Merck, Ranbaxy call off research pact
US drug maker Merck & Co has called off its two-year-old research alliance with Ranbaxy. The development had no immediate financial implications, as payments to Ranbaxy were linked to successful completion of drug development targets over a period of five years. Conflict of interest between Merck and Daiichi Sankyo, that holds majority stake in Ranbaxy, could have triggered the decision.
But, unconfirmed reports suggest that the research contract could have moved from Ranbaxy to Aurigene, a drug research company, promoted by Ranbaxy"s local rival Dr Reddy"s Laboratories. The strategic product development agreement between Merck and Ranbaxy, signed in May 2008, was expected to result in the discovery of new anti-infective medicines.
Fame battle: ADAG closes gap with INOX
The battle for Fame, a leading multiplex chain, has reached the last leg with the Reliance Anil Dhirubhai Ambani Group (RADAG) closing the gap with INOX on shareholding. Reliance MediaWorks acquiring 32 percent stake of the company's fully-diluted equity. Reliance MediaWorks already holds 12 percent stake in the Mumbai-based multiplex company, which is the middle of an intense takeover battle between the ADAG Group and INOX. Fully diluted equity is the additional shares, which will be added to Fame India"s current equity base post conversion of FCCB"s worth Rs 60 crore. The conversion price is Rs 107 per share.

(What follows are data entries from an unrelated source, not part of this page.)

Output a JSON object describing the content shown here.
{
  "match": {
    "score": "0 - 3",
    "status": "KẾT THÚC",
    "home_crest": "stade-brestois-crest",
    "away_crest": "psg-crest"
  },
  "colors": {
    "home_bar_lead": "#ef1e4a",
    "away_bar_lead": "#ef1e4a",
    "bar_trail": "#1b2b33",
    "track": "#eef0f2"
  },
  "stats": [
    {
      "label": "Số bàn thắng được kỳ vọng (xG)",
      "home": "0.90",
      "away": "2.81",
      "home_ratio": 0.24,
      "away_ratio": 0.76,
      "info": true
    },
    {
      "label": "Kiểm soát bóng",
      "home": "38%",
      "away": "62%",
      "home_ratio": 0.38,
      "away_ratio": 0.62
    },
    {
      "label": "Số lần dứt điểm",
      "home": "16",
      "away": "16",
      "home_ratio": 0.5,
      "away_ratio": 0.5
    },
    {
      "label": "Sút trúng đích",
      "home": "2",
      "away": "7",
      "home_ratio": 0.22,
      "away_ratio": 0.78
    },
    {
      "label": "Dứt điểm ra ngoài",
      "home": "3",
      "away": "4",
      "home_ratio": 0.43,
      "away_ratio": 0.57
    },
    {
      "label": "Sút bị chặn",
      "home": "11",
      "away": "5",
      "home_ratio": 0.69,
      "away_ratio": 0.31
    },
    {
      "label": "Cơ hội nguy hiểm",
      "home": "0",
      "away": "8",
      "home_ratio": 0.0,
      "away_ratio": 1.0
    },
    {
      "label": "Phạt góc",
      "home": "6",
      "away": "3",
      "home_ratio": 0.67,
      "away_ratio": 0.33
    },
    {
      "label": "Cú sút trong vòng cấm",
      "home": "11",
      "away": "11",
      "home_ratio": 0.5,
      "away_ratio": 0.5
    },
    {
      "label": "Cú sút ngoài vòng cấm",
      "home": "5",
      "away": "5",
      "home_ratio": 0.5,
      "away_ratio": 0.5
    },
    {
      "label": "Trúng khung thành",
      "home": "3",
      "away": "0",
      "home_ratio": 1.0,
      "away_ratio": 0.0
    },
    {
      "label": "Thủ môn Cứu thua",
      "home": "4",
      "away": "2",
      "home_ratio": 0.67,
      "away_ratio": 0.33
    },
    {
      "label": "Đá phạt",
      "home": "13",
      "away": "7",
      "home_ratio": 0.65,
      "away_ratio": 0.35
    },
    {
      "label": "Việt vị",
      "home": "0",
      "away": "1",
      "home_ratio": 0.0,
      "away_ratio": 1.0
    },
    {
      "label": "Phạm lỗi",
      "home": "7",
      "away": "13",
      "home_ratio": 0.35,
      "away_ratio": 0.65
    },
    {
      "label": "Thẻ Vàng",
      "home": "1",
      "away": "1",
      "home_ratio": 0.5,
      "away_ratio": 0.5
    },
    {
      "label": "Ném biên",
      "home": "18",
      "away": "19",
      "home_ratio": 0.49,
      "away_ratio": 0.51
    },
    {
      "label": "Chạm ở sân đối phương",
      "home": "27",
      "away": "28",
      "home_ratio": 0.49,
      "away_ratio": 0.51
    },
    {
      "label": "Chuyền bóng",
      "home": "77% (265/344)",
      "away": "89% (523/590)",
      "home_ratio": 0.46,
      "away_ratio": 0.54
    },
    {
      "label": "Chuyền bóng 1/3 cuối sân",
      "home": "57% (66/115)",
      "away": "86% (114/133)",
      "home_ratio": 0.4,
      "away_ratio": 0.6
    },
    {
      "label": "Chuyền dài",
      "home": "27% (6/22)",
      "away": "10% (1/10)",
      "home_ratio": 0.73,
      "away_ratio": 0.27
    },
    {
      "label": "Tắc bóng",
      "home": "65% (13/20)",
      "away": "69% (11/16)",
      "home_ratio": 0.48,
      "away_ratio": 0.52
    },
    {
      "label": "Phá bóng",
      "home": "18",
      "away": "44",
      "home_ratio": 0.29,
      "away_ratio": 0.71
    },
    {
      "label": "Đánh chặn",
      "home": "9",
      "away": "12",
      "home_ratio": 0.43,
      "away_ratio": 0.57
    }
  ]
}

Inox had a stake of 50.27 percent stake in Fame while it had applied for an open offer for 20.25 percent stake of the Emerging Equity. On the other hand, Reliance MediaWorks offer was for around 53 percent stake of the emerging equity. Inox had bought Fame India promoters' 43 percent stake for Rs 44 share and subsequently purchased another 7 percent stake at Rs 51 a share before launching the mandatory 20 percent open offer at the same price. Reliance MediaWorks offered Rs 83.4 per share in the open offer. So, with additional 32 percent stake, Reliance MediaWorks" overall stake would be 44 percent. Fame had issued FCCBs worth Rs 60 crore and at time of change in the management control, the holders can convert the bonds into equity shares. This would mean about 6.2 crore of additional shares or about 15 percent of equity of Fame would be listed.
RIL abandons exploratory well in K-G basin
Reliance Industries has abandoned the second exploratory well in a Krishna-Godavari block after encountering "disappointing" results. Even though this exploration result is disappointing, the presence of thick reservoir quality sands and the potential presence of a petroleum system are encouraging. We will now work with our partner to incorporate the data gathered to update the geological model.
Reliance has 90 percent interest in D9 block while the remaining 10 percent is with Hardy. The well was drilled to a total depth of 3,829 meters. The well encountered two tertiary aged reservoir quality sand packages of 70 and 40 metres gross thickness respectively, in which gas shows ranging from 6-9 percent were recorded. Testing was carried out with the MDT tool which suggests water gradient in the sand packages. The well has been plugged and abandoned.